We had no one. No help, no family close by that we could call, and no friends who were near. I didn’t even know what to do. Some man in a leather jacket walked up to me, grabbed my hand and said I’ve got them, mom. And that’s it. I saw him walk my babies into the waiting room and I just trusted. (He was a volunteer at the hospital I later found out, THANK GOD).
The doctor told me they were giving him pain meds and then sedating him so they could set it. They did x-rays, set his arm and more x-rays after.
We had to wait for the ortho to sign off on it and let us know if he needed surgery or not. Thankfully, they sent us home with just a plan to consult later this week.
That night was ROUGH and the next day we spent the day trying to manage the pain which was hard. And manage my panic and anxiety.
I felt guilty. I still do. The thoughts kept running through my head…(plus some)
It’s my fault
I should have been watching him closer
I’m a bad mom
I am not equipped to be a mother of 4 kids
How is this my life? How am I a mom? I am not mature enough for this!
This incident triggers all sorts of fears and anxieties in me personally because I dealt with a lot of injuries myself, growing up. I have always have major anxieties with my kids and injuries. I can’t watch sports. I have held them back from doing so many activities because I just cant shake the fear and anxiety.
So here I am, trying to keep everyone together, calm, manage his pain, deal with medical bills already and literally won’t even leave my kids in a room alone for fear of another accident.
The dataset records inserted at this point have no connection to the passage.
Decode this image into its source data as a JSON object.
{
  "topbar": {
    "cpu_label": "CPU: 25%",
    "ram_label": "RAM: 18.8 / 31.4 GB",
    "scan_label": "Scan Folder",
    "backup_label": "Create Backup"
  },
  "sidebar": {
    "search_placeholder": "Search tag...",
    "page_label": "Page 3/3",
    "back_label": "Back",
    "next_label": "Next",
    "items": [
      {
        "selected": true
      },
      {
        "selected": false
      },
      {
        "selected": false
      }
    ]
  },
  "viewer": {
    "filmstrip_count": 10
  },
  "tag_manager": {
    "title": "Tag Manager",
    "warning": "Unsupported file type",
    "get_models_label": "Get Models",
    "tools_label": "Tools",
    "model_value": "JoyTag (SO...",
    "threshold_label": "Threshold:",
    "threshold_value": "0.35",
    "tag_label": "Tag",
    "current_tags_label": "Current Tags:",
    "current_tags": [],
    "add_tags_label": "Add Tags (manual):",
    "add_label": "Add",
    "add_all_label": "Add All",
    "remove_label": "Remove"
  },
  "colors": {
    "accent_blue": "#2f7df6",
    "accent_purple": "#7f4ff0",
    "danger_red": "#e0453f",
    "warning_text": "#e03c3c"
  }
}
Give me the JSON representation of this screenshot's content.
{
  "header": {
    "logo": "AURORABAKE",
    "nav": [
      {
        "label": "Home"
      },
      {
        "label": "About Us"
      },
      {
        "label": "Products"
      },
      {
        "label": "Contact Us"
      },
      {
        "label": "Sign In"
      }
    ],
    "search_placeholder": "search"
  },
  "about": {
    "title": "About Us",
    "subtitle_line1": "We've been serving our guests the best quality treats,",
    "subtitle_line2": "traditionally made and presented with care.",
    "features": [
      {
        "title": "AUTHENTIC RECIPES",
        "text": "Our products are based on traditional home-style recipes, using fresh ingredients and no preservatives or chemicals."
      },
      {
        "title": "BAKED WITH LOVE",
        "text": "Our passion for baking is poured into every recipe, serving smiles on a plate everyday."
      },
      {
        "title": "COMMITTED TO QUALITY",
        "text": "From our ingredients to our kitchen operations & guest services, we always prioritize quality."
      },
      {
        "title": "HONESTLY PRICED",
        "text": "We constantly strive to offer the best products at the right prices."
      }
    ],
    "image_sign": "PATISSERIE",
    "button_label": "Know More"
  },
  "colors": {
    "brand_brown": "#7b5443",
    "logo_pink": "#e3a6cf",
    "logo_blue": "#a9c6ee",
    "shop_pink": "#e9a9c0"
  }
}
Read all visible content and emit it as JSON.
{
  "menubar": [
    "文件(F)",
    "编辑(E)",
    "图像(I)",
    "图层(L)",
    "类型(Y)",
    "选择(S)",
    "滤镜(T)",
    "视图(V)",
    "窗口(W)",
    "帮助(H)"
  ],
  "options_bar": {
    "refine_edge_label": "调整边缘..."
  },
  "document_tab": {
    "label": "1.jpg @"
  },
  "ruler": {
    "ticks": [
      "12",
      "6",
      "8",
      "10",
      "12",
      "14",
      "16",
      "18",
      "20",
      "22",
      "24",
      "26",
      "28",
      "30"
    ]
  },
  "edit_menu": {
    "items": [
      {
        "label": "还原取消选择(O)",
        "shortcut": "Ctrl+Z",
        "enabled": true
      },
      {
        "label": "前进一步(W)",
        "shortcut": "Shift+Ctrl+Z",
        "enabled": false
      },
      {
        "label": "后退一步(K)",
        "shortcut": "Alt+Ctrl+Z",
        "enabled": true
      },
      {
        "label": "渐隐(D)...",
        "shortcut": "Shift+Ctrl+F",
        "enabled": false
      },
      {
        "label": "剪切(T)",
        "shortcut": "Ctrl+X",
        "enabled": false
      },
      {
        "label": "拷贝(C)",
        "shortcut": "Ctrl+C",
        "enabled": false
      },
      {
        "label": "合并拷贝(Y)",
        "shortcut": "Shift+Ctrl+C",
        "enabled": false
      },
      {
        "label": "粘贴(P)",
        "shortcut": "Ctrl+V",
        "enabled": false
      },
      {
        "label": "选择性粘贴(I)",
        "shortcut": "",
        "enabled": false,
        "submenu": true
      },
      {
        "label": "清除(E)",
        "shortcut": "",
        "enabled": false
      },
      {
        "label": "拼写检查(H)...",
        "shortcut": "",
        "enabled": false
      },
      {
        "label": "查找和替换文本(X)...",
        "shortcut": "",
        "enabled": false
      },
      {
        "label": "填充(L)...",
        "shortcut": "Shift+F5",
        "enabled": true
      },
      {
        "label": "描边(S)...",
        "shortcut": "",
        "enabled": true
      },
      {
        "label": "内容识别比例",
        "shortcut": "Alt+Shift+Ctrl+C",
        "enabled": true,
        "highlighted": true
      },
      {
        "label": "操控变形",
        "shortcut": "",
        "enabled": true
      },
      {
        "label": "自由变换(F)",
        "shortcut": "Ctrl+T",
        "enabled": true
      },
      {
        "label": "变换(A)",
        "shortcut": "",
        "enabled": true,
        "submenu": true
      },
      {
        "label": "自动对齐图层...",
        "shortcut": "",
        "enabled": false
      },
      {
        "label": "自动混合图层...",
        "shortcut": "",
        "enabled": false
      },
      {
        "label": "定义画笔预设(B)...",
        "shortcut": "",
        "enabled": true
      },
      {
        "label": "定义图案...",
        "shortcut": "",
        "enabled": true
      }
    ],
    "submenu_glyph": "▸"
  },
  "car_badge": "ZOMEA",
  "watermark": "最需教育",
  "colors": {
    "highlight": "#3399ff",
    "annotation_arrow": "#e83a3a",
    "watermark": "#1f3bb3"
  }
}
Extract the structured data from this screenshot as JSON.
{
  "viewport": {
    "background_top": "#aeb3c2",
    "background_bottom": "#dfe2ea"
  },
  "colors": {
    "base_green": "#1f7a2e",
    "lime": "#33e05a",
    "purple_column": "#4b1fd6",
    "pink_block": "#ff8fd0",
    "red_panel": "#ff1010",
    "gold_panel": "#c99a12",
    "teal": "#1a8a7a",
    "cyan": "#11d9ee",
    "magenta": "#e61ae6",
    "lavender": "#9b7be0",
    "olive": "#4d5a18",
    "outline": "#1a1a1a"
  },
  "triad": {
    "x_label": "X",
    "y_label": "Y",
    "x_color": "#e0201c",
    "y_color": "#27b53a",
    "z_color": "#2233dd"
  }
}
I knew I needed help, so I called my doctor for the first time and said, I can’t do this alone. I need help coping. My anxiety is debilitating right now and I need to cope better to be there for my family.
This was hard for me. I am a natural, oil loving, hippie. I do not like medicine, I do not like any unnecessary intervention and I literally don’t take anything for me personally. So to ask for help, to ask for a freaking pill to calm my nerves and panic was HARD.
My doctor was incredible. He spoke with me over the phone directly (thank goodness for a direct care doctor - we pay a monthly membership for) and he walked me through what I needed and how we can create a long term plan later, but short term, he agreed that it was OK to take something for right now. (And let me tell you, it helped SO much).
So 3 days later, we are calmer, managing pain, managing anxiety and just getting through this day by day. I keep reminding myself that “it is just an arm” and thanking the Lord that it was only his arm. Families deal with issues much worse and while I don’t want to make our experience unimportant or smaller than it was, I also want to continue to remind myself that he is alive, healthy and still with us.
This was freaking hard. So freaking hard.
So keep praying for us, please. My heart goes out to you mamas who are dealing with this, who have dealt with something like this in the past and those who are dealing with way more than this. Ugh, being a mother is HARD.
Keep us in your prayers for the medical bills side too. We do not have insurance so all of this will be cash pay and the bills are getting extremely high already. But I know the Lord will provide. He always does. I am not sure how. I am not sure when. But my baby is ok. And that’s all that matters.
Thanks for being a part of our lives, mamas.